Da alcuni anni il CNAPPC, in collaborazione con il Cresme, realizza periodicamente un’indagine sullo stato della professione di architetto in Italia: l’Osservatorio Professione Architetto. La struttura della ricerca è evoluta nel corso del tempo, basandosi comunque sempre su alcuni elementi base: le statistiche demografiche degli Ordini provinciali e del Consiglio nazionale, lo studio delle statistiche sui redditi e sui volumi d’affari (fonti Inarcassa e Agenzia delle entrate), le statistiche universitarie e delle abilitazioni professionali (fonte MIUR), le statistiche sull’inserimento occupazionale dei neolaureati (Almalaurea). I dati sono poi comparati con quelli relativi agli architetti degli altri paesi europei e alle altre categorie professionali italiane.
In questo modo vengono descritte le caratteristiche dell’attività svolta, gli scenari di mercato, le condizioni operative, la realtà degli studi di architettura, le prospettive e le aspettative dei professionisti.
Per alcune edizioni l’Osservatorio ha operato la sua indagine sulla base dei dati di alcuni Ordini provinciali esaminati a turno. A partire dalla quarta edizione, quella del 2014, il criterio di indagine ha assunto un respiro più ampio, attraverso la compilazione on line, da parte degli architetti sparsi in tutto il paese, di un questionario elaborato dal CNAPPC.
L’Osservatorio è uno strumento importante per conoscere in dettaglio le problematiche della professione e per individuare i percorsi da scegliere per una corretta evoluzione della propria attività.

Ulteriori informazioni: http://www.awn.it/professione/osservatori/osservatorio-professione

3
Giu

GUIDA CNAPPC: “LAVORARE ALL’ESTERO”

Lavorare in contesti culturali diversi può essere una sfida non facile. Per questo il Cnappc pubblica la guida “Lavorare all’estero” a cura del suo Dipartimento Esteri. La guida è rivolta agli architetti italiani che intendono lavorare all’estero e sarà costantemente aggiornata e arricchita nel tempo, anche con l’aiuto degli iscritti agli ordini provinciali, in particolare di quelli che lavorano o hanno lavorato all’estero e che vorranno condividere le proprie esperienze.

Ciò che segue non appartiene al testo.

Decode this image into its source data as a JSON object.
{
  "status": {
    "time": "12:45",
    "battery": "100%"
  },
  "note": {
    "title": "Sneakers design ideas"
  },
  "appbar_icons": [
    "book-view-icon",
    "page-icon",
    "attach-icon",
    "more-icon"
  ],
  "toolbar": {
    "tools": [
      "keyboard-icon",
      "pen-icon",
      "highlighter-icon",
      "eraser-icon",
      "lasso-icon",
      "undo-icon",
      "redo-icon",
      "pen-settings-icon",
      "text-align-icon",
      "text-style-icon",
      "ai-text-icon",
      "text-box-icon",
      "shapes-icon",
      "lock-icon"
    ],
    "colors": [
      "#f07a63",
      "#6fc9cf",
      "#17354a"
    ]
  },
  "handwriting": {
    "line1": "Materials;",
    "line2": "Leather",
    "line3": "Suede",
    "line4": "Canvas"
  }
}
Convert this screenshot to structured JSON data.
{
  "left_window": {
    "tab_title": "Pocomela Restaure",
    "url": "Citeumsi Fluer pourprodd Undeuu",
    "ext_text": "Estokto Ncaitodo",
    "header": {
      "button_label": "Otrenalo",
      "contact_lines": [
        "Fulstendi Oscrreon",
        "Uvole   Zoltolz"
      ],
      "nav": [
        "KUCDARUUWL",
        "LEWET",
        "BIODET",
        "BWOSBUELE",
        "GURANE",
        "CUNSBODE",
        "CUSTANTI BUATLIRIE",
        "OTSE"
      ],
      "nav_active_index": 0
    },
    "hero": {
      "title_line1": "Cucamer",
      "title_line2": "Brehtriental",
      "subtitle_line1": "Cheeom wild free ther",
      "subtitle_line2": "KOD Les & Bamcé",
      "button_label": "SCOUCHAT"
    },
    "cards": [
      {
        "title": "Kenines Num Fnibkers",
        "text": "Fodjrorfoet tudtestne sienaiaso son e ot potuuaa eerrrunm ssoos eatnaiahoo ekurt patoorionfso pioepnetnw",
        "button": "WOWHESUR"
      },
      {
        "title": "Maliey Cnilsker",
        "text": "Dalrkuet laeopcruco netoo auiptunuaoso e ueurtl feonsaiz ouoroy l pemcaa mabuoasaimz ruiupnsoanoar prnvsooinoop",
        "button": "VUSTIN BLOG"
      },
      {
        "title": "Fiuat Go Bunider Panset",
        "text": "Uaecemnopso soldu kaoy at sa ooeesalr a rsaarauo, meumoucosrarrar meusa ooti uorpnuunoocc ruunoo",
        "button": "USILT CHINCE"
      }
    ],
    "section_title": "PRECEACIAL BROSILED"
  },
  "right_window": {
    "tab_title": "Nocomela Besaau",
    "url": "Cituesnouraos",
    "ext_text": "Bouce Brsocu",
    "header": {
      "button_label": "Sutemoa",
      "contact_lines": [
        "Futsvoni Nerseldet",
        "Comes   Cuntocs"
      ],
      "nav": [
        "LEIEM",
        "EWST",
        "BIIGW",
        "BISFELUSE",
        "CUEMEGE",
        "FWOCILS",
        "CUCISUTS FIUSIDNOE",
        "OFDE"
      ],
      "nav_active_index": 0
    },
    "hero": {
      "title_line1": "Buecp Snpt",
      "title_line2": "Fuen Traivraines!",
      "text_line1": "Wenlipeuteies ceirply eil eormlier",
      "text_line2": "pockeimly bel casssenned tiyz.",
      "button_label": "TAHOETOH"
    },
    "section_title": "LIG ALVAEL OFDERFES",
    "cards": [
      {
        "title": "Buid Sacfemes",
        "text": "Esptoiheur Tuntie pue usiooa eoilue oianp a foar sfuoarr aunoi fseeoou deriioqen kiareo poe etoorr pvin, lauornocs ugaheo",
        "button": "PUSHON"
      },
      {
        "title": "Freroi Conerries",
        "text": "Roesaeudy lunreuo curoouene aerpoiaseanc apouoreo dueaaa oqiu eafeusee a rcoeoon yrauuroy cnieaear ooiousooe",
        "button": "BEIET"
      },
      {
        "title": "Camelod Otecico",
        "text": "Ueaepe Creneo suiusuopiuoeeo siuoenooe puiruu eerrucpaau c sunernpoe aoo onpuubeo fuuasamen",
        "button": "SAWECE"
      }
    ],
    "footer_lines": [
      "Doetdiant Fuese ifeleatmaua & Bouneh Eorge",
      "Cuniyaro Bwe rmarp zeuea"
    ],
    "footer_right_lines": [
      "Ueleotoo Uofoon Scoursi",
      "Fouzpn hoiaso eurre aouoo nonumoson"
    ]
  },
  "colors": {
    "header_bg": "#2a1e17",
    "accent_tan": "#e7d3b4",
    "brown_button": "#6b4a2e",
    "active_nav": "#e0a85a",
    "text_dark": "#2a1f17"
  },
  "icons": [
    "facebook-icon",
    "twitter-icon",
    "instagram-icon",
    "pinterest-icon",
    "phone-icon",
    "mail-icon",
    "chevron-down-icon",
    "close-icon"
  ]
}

L’internazionalizzazione è la chiave del successo per tutte le attività economiche, poiché offre potenzialità di crescita e varietà delle condizioni di mercato. Gli studi di progettazione non costituiscono, in tal senso, una eccezione. Quando un’attività sta crescendo in ambito locale è ragionevole ampliarne il mercato per evitare di saturare le proprie opportunità dove si è già presenti. Essere attivi in più paesi permette, in alcuni casi, di usufruire di congiunture economiche più favorevoli e aumentare la propria resilienza, essendo meno esposti ai fattori esterni propri di un unico mercato.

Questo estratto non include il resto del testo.